In Kashmir, while a segment within Ahl-e-Hadis wanted the organisation to show more commitment to the cause of Kashmir, another group wanted it to retain its core competency. For a long while, Maulana Shaukat struggled to strike a balance between the two. Distancing himself gradually from politics, despite his close association with JKLF’s Yasin Malik, Maulana Shaukat was focussing on building an Islamic university in Kashmir for which he had got funding from Saudi Arabia. The university itself was going to be affiliated with the Medina university of Saudi, which specialises in Islamic studies offering Bachelor’s and Master’s degree courses. Though talking to FORCE on 10 October 2010, Maulana Shaukat said, “Our Islamic university will also teach secular subjects like science and mathematics. Our focus will not be religion alone. We want to give quality education to our children so that they are able to compete with the best in the world.” Maulana Shaukat also claimed that he was already in talks with several educationists in Delhi for creating a superior faculty for the Islamic university. Interestingly, the Kashmir chapter of Jamiat-e-Ahl-e-Hadis claims to have a cadre base of 15 lakh and runs 150 schools all over the state. It also does charity work.
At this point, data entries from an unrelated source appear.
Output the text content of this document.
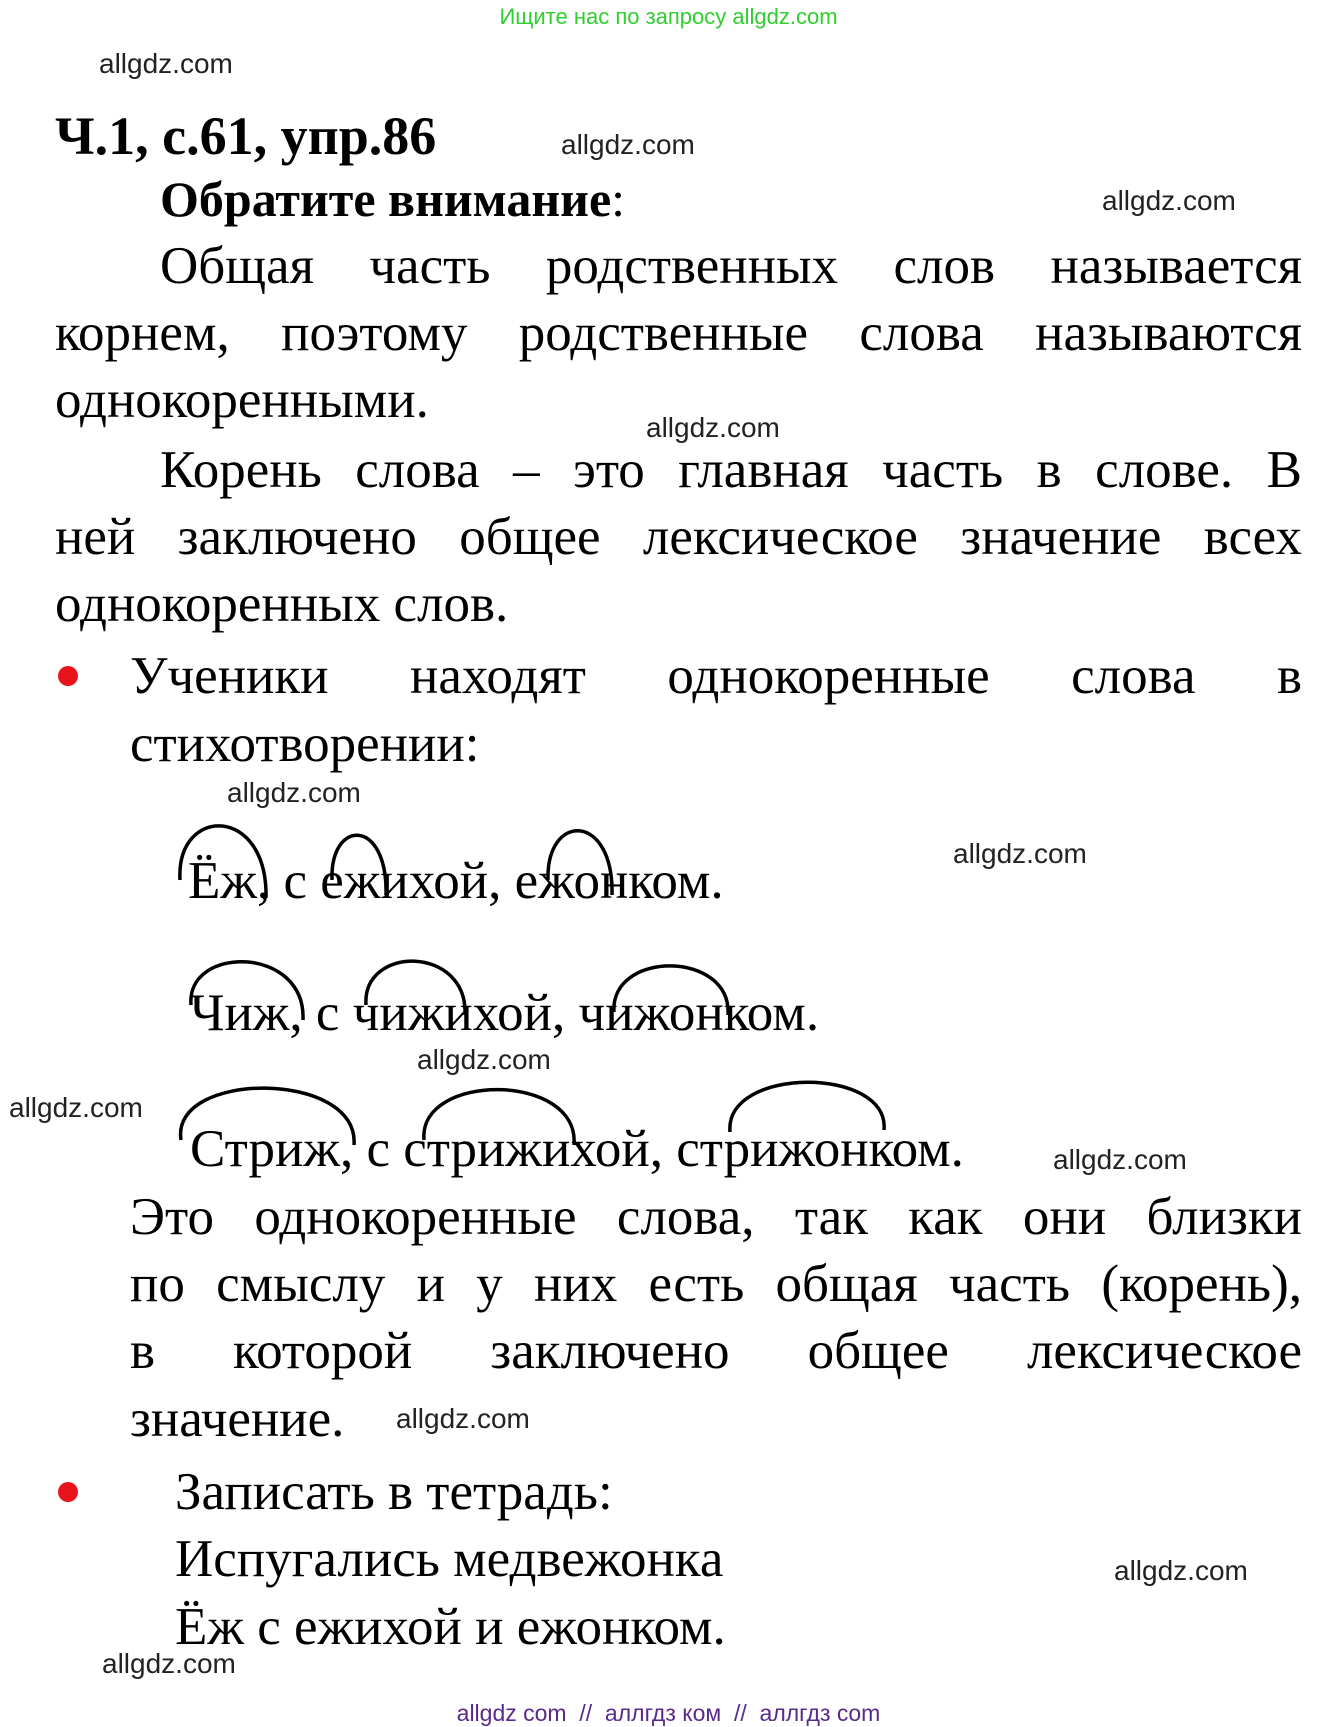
Ищите нас по запросу allgdz.com
Ч.1, с.61, упр.86
Обратите внимание:
Общая часть родственных слов называется
корнем, поэтому родственные слова называются
однокоренными.
Корень слова – это главная часть в слове. В
ней заключено общее лексическое значение всех
однокоренных слов.
Ученики находят однокоренные слова в
стихотворении:
Ёж, с ежихой, ежонком.
Чиж, с чижихой, чижонком.
Стриж, с стрижихой, стрижонком.
Это однокоренные слова, так как они близки
по смыслу и у них есть общая часть (корень),
в которой заключено общее лексическое
значение.
Записать в тетрадь:
Испугались медвежонка
Ёж с ежихой и ежонком.
allgdz.com
allgdz.com
allgdz.com
allgdz.com
allgdz.com
allgdz.com
allgdz.com
allgdz.com
allgdz.com
allgdz.com
allgdz.com
allgdz.com
allgdz com  //  аллгдз ком  //  аллгдз com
According to a senior government official, most of this consolidation of assets and creation of a network of educational institutions happened during Maulana Shaukat’s tenure, who became the president in 2001. “In the beginning, Maulana was very popular and he won the elections for the president thrice by overwhelming majority. But in the last elections, he just about managed to get enough votes,” says the government official. “The younger lot within the Jamiat were not happy with him. Moreover, he controlled lot of funds, ostensibly for the religious and educational purposes.”